Could I feel the fear?

Did I sense the dread?

Did the story grab me by the throat?

See how it grabs you.

Dolan writes:

Her gaze still fixed on the doorway, her fingers explored the top of the bedside cabinet until they fastened around a large kitchen knife. Holding the knife in front of her, she moved stealthily towards the light. Beads of sweat had broken out on her forehead. She made an effort to breathe silently, but her near panic made this difficult. The blood thrumbed in her ears.

Is he back?

Writing in a psychological thriller doesn’t get any better than that.

John Dolan’s skill with turning a hard-boiled detective story into literary fiction reminds me of the classics penned by Raymond Chandler and Dashiell Hammett.

There is a dark beauty in his prose.

It is suffocating.

It is frightening.

Dolan’s writing is captivating.

It is the stuff of poetry.

Suddenly you want to escape the scene.

You can’t.

Dolan has drawn you in too tightly.

Whether any of you survive depends on Braddock, and he is a weary and tormented soul who has already fought too many battles and beaten the odds too many times.

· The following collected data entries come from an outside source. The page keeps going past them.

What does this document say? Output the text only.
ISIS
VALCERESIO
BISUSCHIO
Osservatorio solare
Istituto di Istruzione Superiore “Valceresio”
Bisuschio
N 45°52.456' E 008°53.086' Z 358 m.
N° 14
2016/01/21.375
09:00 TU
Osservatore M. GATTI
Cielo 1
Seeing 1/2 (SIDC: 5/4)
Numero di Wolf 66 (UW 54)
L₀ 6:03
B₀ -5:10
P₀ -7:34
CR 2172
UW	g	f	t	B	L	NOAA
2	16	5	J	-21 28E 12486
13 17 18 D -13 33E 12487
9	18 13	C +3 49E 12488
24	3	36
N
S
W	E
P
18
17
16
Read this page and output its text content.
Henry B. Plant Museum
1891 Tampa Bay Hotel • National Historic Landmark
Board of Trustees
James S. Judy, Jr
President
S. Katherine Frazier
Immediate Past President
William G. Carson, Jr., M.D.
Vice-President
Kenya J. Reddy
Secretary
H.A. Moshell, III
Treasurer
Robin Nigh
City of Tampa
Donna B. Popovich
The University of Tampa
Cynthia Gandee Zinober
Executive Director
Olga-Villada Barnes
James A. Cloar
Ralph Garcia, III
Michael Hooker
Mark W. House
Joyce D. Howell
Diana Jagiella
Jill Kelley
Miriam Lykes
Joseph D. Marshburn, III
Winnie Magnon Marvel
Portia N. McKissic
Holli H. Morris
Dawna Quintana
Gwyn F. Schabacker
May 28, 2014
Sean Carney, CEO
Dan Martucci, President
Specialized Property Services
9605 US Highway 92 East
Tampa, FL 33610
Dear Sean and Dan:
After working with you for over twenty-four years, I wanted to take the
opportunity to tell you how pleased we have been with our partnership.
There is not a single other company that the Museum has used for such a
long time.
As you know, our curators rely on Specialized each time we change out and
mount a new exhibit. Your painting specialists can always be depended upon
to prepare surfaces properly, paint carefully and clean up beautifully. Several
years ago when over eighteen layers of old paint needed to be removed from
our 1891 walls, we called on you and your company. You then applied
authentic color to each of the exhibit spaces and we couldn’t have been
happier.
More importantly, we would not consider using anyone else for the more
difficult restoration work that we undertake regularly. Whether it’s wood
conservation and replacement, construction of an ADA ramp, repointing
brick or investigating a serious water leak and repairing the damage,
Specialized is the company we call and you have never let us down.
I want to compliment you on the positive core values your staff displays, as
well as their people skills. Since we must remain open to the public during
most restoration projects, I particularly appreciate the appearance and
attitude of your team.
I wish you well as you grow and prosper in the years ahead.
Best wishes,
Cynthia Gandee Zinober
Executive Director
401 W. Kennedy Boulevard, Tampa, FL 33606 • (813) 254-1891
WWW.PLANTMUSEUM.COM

One more assassin stands in his way.

He like, Braddock, stands at a crossroads.

He’s cynical.

The blood on his hands has long dried.

He is tired of killing strangers.

Both men have a conscience.

But for too long, the lines between good, bad, and evil have all been blurred.

They both occupy the same black hole.

But only one will climb back out of it.

As one scene, as each fear, fades into another, Dolan slowly and methodically turns the detective novel into an art form.